Peter Von Kant : L’amour est plus chiant que la mort

L’évènement n’est pas si surprenant, et à dire vrai voir François Ozon adapter à sa sauce l’un des chefs d’oeuvre majeurs du grand et regretté Rainer Werner Fassbinder passerait presque pour une convenance, une évidence, un passage obligé… Ainsi l’auteur de 8 femmes partage avec le cinéaste allemand des années 70 le même goût pour une théâtralité assumée, un maniérisme jamais loin du kitsch et d’une patine surannée et un expressionnisme dramaturgique jouant d’outrances incessantes et délibérées, mettant en scène des personnages confrontés à des rapports de force physiques et/ou psychologiques, entre soumission et domination, violence et tendresse, chantage et cruauté.

Fruit de l’adaptation cinématographique de sa propre pièce Les larmes amères de Petra Von Kant compte parmi les grandes réussites de l’Oeuvre prolifique de Fassbinder. Récit en huis-clos d’une styliste tombant éperdument amoureuse d’une jeune mannequin jusqu’au point de non-retour ledit chef d’oeuvre de 1972 est donc aujourd’hui revisité par le réalisateur de Sitcom et des Amants Criminels, mettant en scène un réalisateur aguerri (Peter Von Kant, de fait) tombant littéralement sous le charme d’Amir Ben Salem, un jeune éphèbe d’une insolente beauté avec lequel il va vivre dans un premier temps une passion dévorante, puis quelques mois plus tard et au gré d’une astucieuse ellipse une confrontation chargée de jalousie, de réprobation et même de dégoût.

Ainsi François Ozon troque (travestit, plutôt) l’univers de la mode vestimentaire pour celui du Septième Art tout en transposant l’homosexualité des personnages féminins du film original sur des figures masculines pour le moins fortement caractérisées.

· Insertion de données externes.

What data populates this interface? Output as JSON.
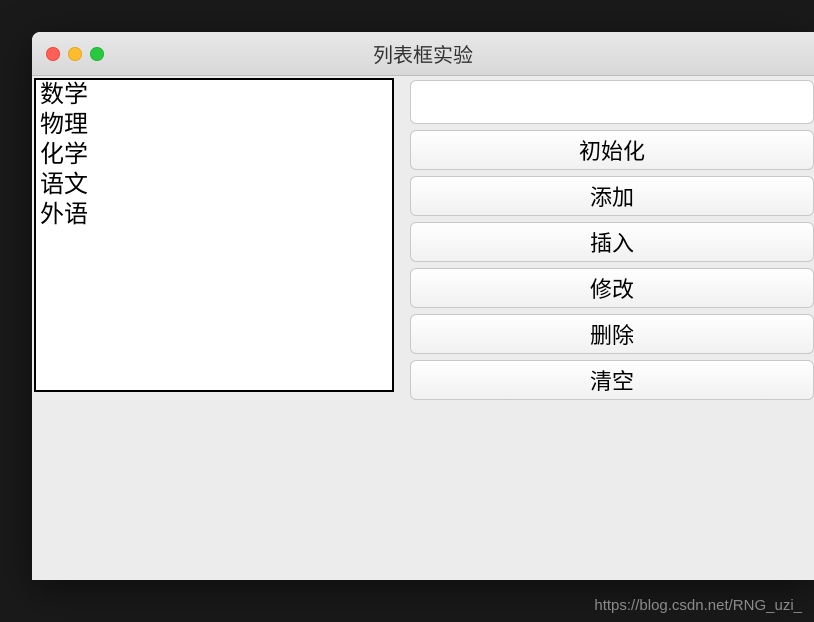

Entre un Denis Ménochet joliment crédible dans le rôle-titre (sa prestation de parfaite drama queen très, trop hystérique pourra éventuellement irriter les spectateurs les plus exigeants, ndlr) et une Isabelle Adjani horripilante en confidente opportuniste Peter Von Kant ne ressemble en définitive qu’à son réalisateur : une idée de départ proprement stimulante mais un sens du mélodrame trop souvent proche d’une caricature de lui-même, mélange d’excès et d’afféteries laissant in fine sur une impression de plaisir en demi-teintes. Et si ledit film a dû faire en partie sensation lors de l’ouverture de la dernière Berlinale c’est certainement dans son hommage assumé à l’émérite R.W. Fassbinder, transformant presque ce divertissement passablement correct en petit musée imaginaire au coeur duquel Ozon distribue les citations comme autant de micro-fantasmes : carrure imposante et barbe de rigueur de Denis Ménochet rappelant celles que le cinéaste allemand affichait durant ses dernières années, références à d’autres films tels que Le droit du plus fort ou encore Prenez garde à la Sainte-Putain ; on peut en outre distinguer au détour d’une séquence l’affiche d’un film réalisé par Peter Von Kant caustiquement intitulé Der Tod ist heißer als die Liebe (signifiant littéralement La mort est plus chaude que l’amour, ndlr) clin d’oeil à L’amour est plus froid que la mort, l’un des tous premiers longs métrages de Fassbinder sorti au tout début des années 70…

Hélas tout ce drame humain, trop humain n’évoque pas toujours les meilleurs moments du cinéma de François Ozon, plus pertinent lorsqu’il joue la carte de la sobriété (on se rappelle par exemple du magnifique Le temps qui reste ou encore du récent et très bon Grâce à Dieu) que lorsqu’il se livre à du mélo outrancier décidément trop artificiel pour nous captiver plus que de moitié. Restent la présence du bon et surprenant Denis Ménochet dans un contre-emploi tour à tour risqué et étrangement touchant et celle de Hanna Schygulla, égérie fassbinderienne qui incarnait logiquement le rôle du mannequin dans le film originel. Sympathique mais dispensable.